New Delhi, January 16: Head of the Tata business conglomerate, Ratan Tata, who was recently named by the Israeli police in their recommendations seeking to indict Israel Prime Minister Benjamin Netanyahu for corruption, has denied involvement in the case. "The reports in the media of a 'partnership with Arnon Milchan' and the claim of 'a huge profit' are both factually incorrect and appear to be motivated," a statement from Tata's office said.
Israeli Prime Minister Benjamin Netanyahu is accused of accepting bribes worth one million shekels. The first probe against the Prime Minister focused on claims that he and his family illegally accepted extravagant gifts including champagne and cigars from Arnon Milchan, an Israeli Hollywood producer, and James Packer, an Australian millionaire.
It is believed that to return the favour, Netanyahu allegedly helped to pass legislation that would benefit Milchan's businesses and also tried to get him a visa to the United States.
The clarification from Tata's office followed media reports that referred to a certain 'Tata project' in the country from 2009, which involved preparing a concept plan for a low volume automotive assembly plant on the banks of the Jordan river. An estimated USD 250 million plan, the project was proposed as part of an Israeli-Jordanian peace initiative.

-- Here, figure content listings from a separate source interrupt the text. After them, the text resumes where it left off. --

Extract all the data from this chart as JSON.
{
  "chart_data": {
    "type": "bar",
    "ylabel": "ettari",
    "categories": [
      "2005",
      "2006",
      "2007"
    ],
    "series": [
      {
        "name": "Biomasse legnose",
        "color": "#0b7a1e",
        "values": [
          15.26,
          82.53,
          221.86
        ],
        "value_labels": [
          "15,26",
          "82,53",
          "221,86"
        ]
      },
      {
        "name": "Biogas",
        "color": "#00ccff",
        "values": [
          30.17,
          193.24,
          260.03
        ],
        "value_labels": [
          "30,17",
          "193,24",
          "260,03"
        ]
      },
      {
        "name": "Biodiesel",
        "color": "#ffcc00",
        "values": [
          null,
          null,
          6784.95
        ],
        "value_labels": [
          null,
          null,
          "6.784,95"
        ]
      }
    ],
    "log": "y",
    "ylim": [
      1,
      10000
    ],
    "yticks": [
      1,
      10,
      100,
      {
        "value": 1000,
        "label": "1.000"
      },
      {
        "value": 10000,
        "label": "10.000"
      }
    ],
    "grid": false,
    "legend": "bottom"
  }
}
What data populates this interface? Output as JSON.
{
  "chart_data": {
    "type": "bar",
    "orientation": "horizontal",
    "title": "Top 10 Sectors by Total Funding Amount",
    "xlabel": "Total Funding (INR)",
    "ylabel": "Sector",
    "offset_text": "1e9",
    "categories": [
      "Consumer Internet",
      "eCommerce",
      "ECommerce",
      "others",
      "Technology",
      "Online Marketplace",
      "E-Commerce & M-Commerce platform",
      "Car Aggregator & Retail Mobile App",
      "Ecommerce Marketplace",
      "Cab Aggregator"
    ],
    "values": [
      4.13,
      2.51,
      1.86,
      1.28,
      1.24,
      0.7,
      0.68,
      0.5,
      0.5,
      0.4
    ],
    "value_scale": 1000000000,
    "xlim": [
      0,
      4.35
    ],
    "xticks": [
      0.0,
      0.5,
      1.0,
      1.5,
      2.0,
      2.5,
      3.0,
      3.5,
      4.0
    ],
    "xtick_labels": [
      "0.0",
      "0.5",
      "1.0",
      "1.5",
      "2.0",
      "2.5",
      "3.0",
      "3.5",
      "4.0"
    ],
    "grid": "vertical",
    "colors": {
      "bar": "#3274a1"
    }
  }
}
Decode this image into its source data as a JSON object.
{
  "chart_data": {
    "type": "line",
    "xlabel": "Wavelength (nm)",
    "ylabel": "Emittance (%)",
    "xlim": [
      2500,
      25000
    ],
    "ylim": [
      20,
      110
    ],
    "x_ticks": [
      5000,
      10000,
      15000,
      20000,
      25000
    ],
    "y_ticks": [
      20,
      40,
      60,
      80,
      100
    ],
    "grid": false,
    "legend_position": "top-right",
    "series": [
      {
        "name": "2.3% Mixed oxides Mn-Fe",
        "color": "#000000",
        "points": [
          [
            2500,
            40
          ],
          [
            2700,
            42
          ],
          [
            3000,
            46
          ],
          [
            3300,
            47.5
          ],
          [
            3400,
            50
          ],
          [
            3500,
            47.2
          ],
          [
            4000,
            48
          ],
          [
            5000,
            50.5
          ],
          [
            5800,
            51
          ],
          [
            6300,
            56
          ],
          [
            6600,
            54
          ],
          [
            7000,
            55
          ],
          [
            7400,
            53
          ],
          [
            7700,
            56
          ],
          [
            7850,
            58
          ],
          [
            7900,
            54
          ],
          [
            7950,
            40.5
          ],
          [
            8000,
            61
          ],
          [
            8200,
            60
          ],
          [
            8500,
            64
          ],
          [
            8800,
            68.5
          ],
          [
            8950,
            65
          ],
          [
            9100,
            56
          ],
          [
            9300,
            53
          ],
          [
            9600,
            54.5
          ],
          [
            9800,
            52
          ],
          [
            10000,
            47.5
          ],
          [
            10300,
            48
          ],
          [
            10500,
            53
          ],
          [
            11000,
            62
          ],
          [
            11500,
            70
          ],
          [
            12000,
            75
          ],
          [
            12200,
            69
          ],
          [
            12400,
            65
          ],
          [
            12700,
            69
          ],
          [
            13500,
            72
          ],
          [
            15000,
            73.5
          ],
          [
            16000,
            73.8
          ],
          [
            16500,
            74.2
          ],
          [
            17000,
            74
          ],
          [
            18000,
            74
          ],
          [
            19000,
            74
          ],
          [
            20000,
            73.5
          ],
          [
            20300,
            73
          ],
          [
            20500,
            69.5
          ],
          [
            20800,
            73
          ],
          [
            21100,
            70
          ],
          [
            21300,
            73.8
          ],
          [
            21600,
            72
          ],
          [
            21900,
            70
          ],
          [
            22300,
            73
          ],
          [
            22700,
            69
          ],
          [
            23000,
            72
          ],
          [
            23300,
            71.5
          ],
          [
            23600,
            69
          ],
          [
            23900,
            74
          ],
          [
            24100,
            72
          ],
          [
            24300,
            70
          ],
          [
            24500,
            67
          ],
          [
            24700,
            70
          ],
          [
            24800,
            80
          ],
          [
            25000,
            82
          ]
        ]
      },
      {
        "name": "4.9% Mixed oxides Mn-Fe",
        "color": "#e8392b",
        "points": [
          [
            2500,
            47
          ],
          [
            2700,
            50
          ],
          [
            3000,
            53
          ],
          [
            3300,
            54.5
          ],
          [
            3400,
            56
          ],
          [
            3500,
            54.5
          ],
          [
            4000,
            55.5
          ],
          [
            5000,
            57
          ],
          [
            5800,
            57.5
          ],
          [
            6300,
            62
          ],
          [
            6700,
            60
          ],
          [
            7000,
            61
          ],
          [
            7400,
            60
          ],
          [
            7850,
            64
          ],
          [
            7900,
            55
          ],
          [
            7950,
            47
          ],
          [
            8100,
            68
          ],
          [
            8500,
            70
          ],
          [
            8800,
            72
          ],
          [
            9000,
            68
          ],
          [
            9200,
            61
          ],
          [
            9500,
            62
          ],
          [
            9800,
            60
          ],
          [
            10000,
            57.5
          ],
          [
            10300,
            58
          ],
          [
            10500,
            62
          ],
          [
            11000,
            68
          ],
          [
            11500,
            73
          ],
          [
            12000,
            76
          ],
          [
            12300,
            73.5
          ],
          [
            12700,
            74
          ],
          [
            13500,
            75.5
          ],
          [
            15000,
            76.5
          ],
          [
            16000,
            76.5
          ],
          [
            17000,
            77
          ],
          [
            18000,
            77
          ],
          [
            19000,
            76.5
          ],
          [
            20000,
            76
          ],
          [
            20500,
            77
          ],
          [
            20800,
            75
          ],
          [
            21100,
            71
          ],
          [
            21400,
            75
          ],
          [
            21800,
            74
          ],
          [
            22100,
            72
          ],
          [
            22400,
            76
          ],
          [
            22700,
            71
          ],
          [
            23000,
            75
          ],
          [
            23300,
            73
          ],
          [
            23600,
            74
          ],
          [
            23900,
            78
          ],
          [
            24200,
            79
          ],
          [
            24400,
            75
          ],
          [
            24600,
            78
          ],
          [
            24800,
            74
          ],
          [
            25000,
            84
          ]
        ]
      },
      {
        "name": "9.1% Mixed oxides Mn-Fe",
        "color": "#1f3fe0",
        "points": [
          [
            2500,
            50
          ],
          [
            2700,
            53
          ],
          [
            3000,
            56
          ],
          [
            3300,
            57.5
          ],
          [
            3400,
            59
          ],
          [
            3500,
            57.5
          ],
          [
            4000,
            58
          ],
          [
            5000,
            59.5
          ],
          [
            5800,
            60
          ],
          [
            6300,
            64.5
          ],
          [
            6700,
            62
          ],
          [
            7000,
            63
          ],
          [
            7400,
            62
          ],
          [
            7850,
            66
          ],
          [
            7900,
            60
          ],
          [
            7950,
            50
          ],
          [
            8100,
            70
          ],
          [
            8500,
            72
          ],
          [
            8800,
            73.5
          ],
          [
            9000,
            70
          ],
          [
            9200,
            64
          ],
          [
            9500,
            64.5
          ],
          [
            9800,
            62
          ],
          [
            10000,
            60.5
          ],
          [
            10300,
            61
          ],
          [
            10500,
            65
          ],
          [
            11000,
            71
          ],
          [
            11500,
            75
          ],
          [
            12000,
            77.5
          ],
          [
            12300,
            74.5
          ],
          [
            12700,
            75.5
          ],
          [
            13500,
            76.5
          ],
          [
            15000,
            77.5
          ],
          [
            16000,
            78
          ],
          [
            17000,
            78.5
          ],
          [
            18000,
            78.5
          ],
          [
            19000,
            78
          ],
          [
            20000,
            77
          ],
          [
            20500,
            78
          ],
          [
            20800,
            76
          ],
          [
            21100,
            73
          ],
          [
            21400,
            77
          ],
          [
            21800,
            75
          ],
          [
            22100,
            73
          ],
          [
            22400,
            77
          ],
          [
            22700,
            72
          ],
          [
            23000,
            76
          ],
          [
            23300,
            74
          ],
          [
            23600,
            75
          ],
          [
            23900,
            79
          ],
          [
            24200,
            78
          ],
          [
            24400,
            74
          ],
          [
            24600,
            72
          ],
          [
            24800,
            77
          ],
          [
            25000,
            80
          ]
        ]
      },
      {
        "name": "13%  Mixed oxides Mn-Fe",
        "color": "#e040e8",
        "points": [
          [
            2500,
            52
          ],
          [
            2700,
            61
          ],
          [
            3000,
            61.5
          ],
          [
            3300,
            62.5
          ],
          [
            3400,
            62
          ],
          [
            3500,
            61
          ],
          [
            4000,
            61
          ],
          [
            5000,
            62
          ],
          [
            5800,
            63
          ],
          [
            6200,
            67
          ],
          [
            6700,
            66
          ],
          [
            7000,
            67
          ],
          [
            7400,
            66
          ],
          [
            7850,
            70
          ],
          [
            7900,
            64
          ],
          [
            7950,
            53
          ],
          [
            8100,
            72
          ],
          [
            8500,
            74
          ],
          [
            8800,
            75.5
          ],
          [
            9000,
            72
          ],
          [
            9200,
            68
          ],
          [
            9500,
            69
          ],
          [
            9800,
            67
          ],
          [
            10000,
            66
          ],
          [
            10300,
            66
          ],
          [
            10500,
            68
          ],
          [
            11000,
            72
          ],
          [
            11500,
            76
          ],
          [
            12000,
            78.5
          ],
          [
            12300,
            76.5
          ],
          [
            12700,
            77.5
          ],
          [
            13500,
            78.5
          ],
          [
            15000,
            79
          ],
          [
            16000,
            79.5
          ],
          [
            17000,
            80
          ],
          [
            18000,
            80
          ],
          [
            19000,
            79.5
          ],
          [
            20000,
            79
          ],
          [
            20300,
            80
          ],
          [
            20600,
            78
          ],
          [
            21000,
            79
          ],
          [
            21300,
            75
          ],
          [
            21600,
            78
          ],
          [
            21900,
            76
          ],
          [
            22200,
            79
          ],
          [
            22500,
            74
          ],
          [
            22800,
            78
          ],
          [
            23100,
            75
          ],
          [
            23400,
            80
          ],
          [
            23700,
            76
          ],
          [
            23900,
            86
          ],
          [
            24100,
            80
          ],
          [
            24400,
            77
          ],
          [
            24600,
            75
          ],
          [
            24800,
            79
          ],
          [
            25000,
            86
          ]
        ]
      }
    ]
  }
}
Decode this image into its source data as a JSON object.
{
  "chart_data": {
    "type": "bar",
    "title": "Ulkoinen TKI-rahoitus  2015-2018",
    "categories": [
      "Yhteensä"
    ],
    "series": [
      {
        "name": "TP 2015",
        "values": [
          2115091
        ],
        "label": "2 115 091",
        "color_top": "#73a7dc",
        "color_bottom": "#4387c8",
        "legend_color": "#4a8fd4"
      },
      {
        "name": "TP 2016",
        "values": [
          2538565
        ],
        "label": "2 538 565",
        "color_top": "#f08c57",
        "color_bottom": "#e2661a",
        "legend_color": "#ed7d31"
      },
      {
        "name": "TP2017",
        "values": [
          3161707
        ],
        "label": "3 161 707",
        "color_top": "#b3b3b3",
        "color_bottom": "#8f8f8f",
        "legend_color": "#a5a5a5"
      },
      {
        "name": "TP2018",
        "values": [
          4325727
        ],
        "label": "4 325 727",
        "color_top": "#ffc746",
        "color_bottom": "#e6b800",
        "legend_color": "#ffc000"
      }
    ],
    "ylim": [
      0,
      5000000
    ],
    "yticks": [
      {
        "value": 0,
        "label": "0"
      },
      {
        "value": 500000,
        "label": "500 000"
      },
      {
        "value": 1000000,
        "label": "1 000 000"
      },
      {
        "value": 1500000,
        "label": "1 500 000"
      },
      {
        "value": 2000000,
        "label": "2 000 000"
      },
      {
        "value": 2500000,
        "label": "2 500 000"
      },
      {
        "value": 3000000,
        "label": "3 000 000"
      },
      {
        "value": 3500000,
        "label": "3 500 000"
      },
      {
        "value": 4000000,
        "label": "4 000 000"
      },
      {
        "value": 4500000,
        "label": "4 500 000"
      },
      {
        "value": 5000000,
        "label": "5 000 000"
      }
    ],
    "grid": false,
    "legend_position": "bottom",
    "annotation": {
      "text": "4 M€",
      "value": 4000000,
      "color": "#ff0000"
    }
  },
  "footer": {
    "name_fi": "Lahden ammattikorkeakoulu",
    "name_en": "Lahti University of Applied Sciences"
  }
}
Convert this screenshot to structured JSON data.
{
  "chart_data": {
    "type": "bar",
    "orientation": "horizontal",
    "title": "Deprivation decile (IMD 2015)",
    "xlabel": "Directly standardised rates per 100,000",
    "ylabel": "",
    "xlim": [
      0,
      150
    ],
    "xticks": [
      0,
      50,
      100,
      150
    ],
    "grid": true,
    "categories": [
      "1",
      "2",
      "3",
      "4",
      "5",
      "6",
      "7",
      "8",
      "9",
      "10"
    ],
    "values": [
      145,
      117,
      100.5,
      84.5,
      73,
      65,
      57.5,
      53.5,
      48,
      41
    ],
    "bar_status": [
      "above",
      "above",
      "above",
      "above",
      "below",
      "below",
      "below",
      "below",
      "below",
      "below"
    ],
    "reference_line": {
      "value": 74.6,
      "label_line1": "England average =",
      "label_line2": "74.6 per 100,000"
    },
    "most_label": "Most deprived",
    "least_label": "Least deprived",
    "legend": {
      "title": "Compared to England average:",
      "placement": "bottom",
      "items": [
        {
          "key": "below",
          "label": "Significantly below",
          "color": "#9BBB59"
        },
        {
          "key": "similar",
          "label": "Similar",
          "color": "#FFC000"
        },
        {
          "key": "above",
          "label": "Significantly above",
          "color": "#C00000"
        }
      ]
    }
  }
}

The Israeli media reported that Hollywood producer Arnon Milvhan attempted to promote a free trade zone on the Israel-Jordan border as part of a partnership with Tata. "These discussions on the project were directly held between a Tata team and the Israeli authorities and not with Arnon Milchan as stated by the Israeli media. Tata wishes to clarify once again that there has never been any partnership in any such project with Milchan," the statement from Ratan Tata's office said.
On the other hand, Prime Minister Netanyahu and his allies also tried to discredit the police investigation and cast it as a political witch hunt. The final decision on whether or not to bring charges against Netanyahu lies with Israeli attorney general Avichai Mandelblit.